И потом добавил: знаешь, когда мы на самом деле остаемся одни? В толпе, отозвался я, решив, что таким ответом поддержу ход его мыслей, но нет, ни в какой не в толпе — как же я не догадался? — а после смерти, вот единственное мексиканское одиночество, вот единственное одиночество в Ирапуато.

В тот вечер мы напились. Я вручил ему подарок, он сказал, что никогда не слышал про такого художника — Каррансу, мы отправились ужинать и напились.

Начали с забегаловок в центре города, а потом вернулись на окраину, туда, где провели предыдущий вечер и где встретились с Хосе Рамиресом. Помнится, среди наших блужданий я вдруг подумал, что мой друг ищет Рамиреса. Я сказал ему об этом. Он ответил: ничего подобного. Я сказал, что со мной он может быть откровенным и, что бы я ни услышал, это останется между нами. Он сказал, что всегда был со мной откровенен, и немного погодя добавил, глядя мне прямо в глаза, что ему нечего скрывать. Я поверил.

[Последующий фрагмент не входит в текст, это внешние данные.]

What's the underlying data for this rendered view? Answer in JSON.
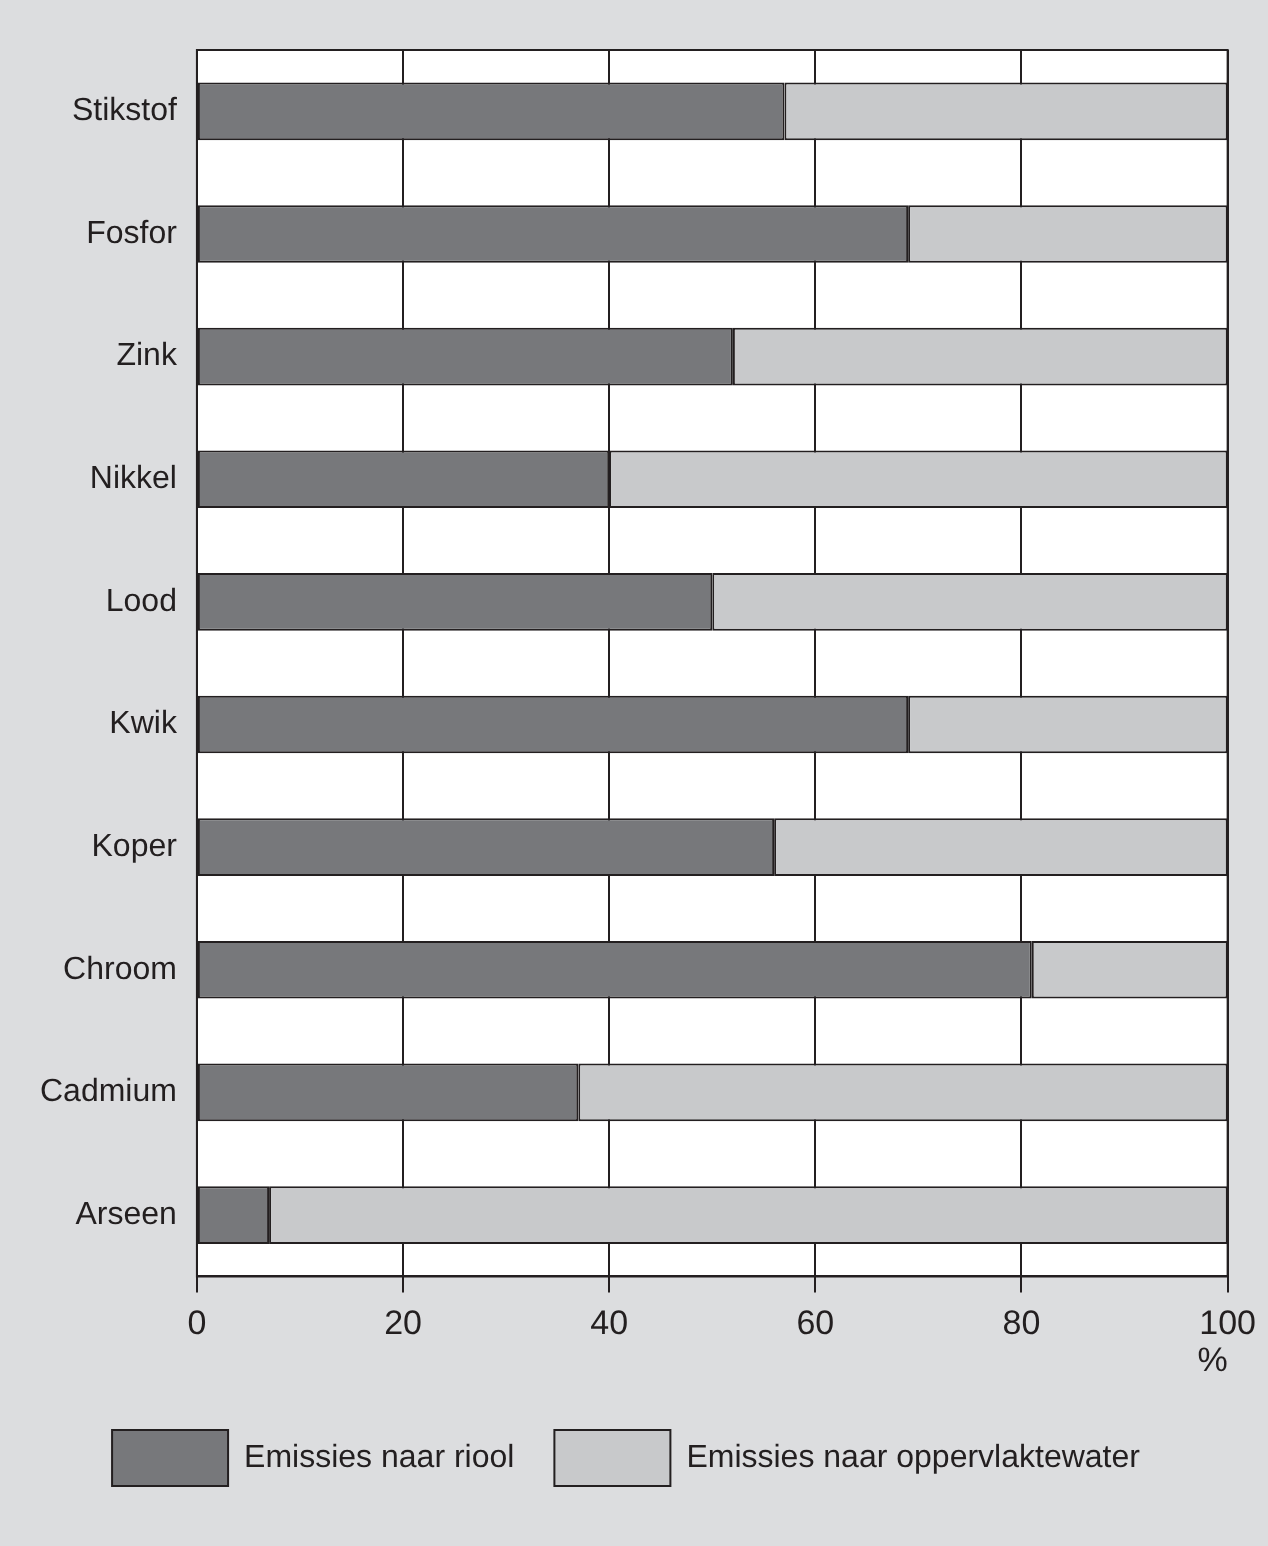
{
  "chart_data": {
    "type": "bar",
    "orientation": "horizontal",
    "stacked": true,
    "categories": [
      "Stikstof",
      "Fosfor",
      "Zink",
      "Nikkel",
      "Lood",
      "Kwik",
      "Koper",
      "Chroom",
      "Cadmium",
      "Arseen"
    ],
    "series": [
      {
        "name": "Emissies naar riool",
        "color": "#77787b",
        "values": [
          57,
          69,
          52,
          40,
          50,
          69,
          56,
          81,
          37,
          7
        ]
      },
      {
        "name": "Emissies naar oppervlaktewater",
        "color": "#c8c9cb",
        "values": [
          43,
          31,
          48,
          60,
          50,
          31,
          44,
          19,
          63,
          93
        ]
      }
    ],
    "xlabel": "%",
    "xlim": [
      0,
      100
    ],
    "xticks": [
      0,
      20,
      40,
      60,
      80,
      100
    ],
    "grid": "x",
    "legend": "bottom"
  }
}
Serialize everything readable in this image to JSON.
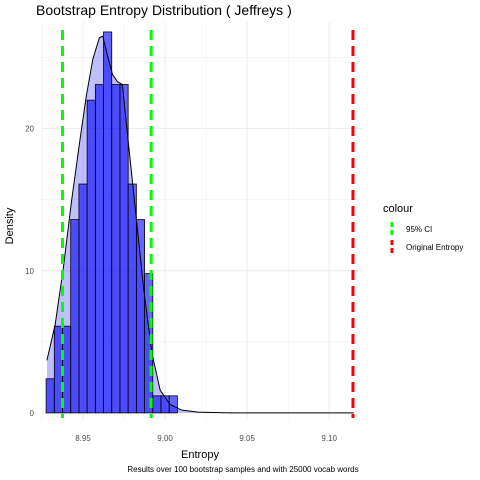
{
  "chart_data": {
    "type": "histogram",
    "title": "Bootstrap Entropy Distribution ( Jeffreys )",
    "xlabel": "Entropy",
    "ylabel": "Density",
    "caption": "Results over 100 bootstrap samples and with 25000 vocab words",
    "xlim": [
      8.925,
      9.12
    ],
    "ylim": [
      -0.5,
      27.5
    ],
    "x_ticks": [
      8.95,
      9.0,
      9.05,
      9.1
    ],
    "x_tick_labels": [
      "8.95",
      "9.00",
      "9.05",
      "9.10"
    ],
    "y_ticks": [
      0,
      10,
      20
    ],
    "y_tick_labels": [
      "0",
      "10",
      "20"
    ],
    "grid": true,
    "legend": {
      "title": "colour",
      "position": "right",
      "entries": [
        {
          "label": "95% CI",
          "color": "#00ff00",
          "line": "dashed"
        },
        {
          "label": "Original Entropy",
          "color": "#ff0000",
          "line": "dashed"
        }
      ]
    },
    "bins": {
      "width": 0.005,
      "starts": [
        8.9275,
        8.9325,
        8.9375,
        8.9425,
        8.9475,
        8.9525,
        8.9575,
        8.9625,
        8.9675,
        8.9725,
        8.9775,
        8.9825,
        8.9875,
        8.9925,
        8.9975,
        9.0025
      ],
      "density": [
        2.4,
        6.1,
        6.1,
        13.6,
        16.1,
        22.0,
        23.1,
        26.8,
        23.1,
        23.1,
        16.1,
        13.6,
        9.8,
        1.2,
        1.2,
        1.2
      ],
      "fill": "#0000ff",
      "fill_opacity": 0.6
    },
    "density_curve": {
      "x": [
        8.928,
        8.933,
        8.938,
        8.943,
        8.948,
        8.952,
        8.956,
        8.96,
        8.962,
        8.965,
        8.968,
        8.971,
        8.974,
        8.976,
        8.979,
        8.983,
        8.987,
        8.992,
        8.997,
        9.003,
        9.01,
        9.02,
        9.04,
        9.07,
        9.115
      ],
      "y": [
        3.7,
        6.2,
        10.2,
        14.9,
        19.1,
        22.3,
        24.9,
        26.4,
        26.5,
        25.1,
        23.8,
        23.3,
        23.1,
        20.8,
        17.5,
        13.1,
        8.7,
        4.2,
        1.6,
        0.6,
        0.2,
        0.05,
        0.0,
        0.0,
        0.0
      ],
      "fill": "#0000ff",
      "fill_opacity": 0.25
    },
    "vlines": [
      {
        "name": "95% CI",
        "x": 8.9375,
        "color": "#00ff00"
      },
      {
        "name": "95% CI",
        "x": 8.9915,
        "color": "#00ff00"
      },
      {
        "name": "Original Entropy",
        "x": 9.1145,
        "color": "#ff0000"
      }
    ]
  }
}
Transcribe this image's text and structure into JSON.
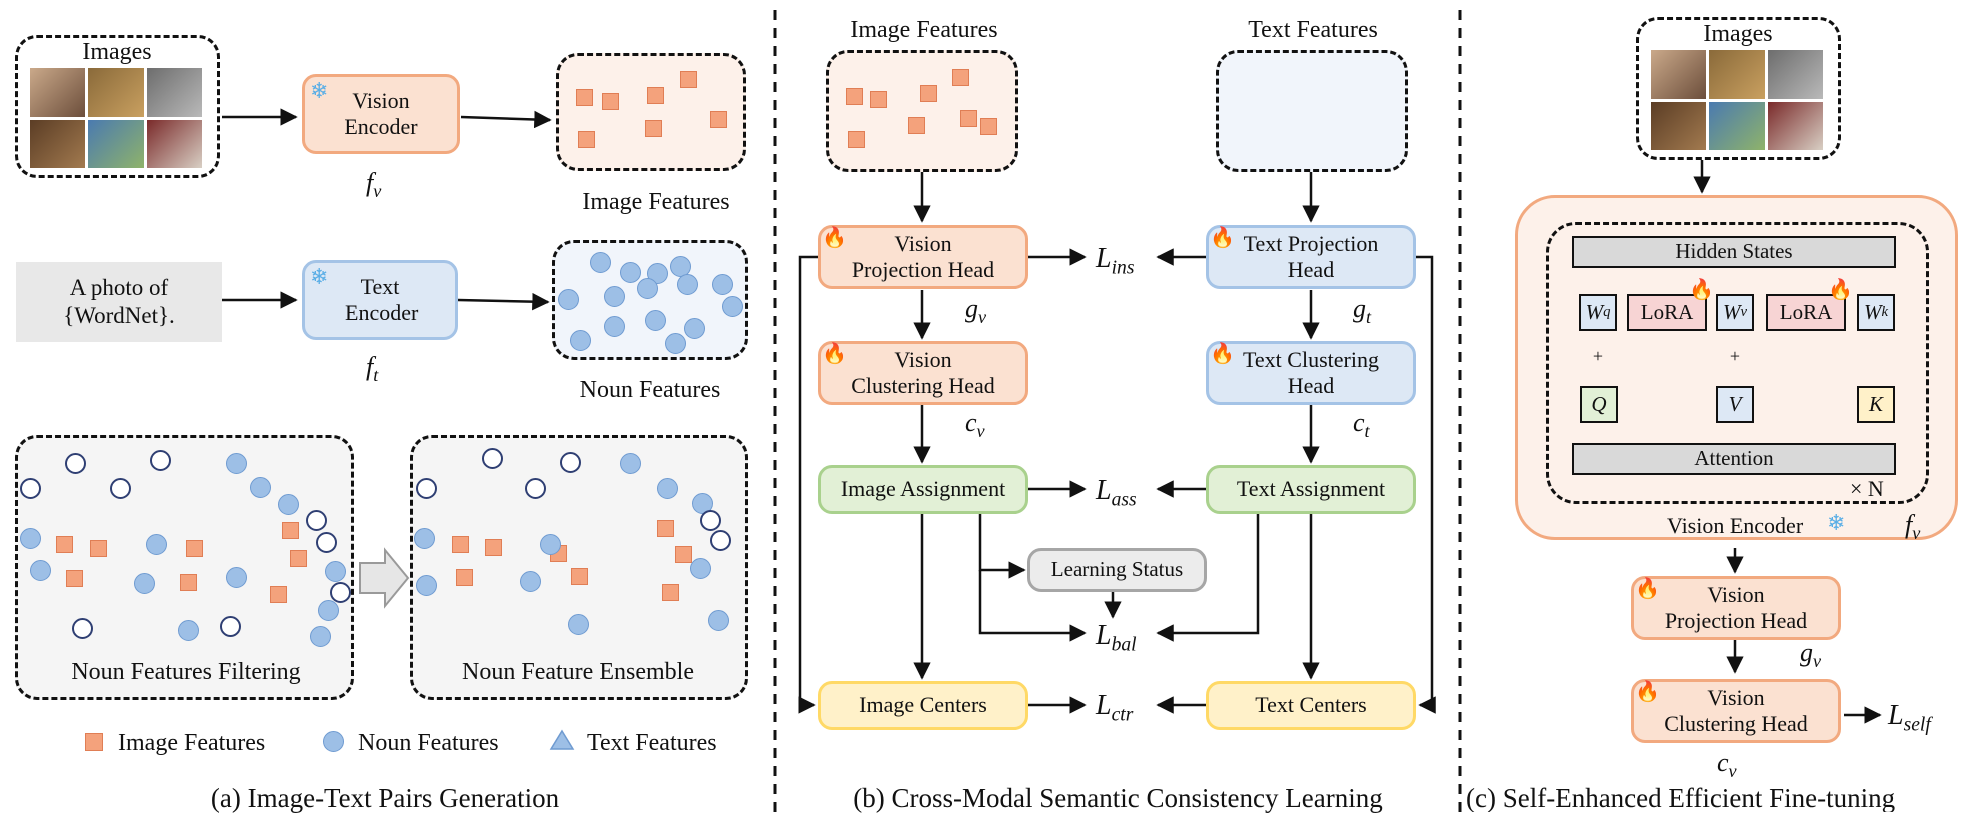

Но впечатление, будто он искал того юношу, осталось. Спать мы легли часов в шесть утра. Среди ночи мой друг–дантист вдруг пустился в воспоминания о нашей с ним юности, когда мы оба учились в UNAM[25] и со слепой пылкостью восхищались стихами Элисондо.[26] Я учился на философско–филологическом факультете, он — на стоматологическом, и познакомились мы в киноклубе моего факультета на обсуждении, устроенном после просмотра фильма боливийского режиссера, кажется, Санхинеса.[27]

Во время обсуждения мой друг поднялся и стал первым, а может и единственным, кто сказал, что фильм ему не понравился, и объяснил почему. Мне он тоже не понравился, но тогда я бы ни за что в этом не признался. Дружба между нами вспыхнула внезапно: в тот же вечер я узнал, что он восхищается Элисондо, который был и моим кумиром тоже, а на второе лето мы с ним решили посоперничать с героями книги «Нарда или лето»[28] — снять домик у моря в Масарлане, и хотя это и не был итальянский берег, но при помощи доли фантазии мог считаться на него похожим.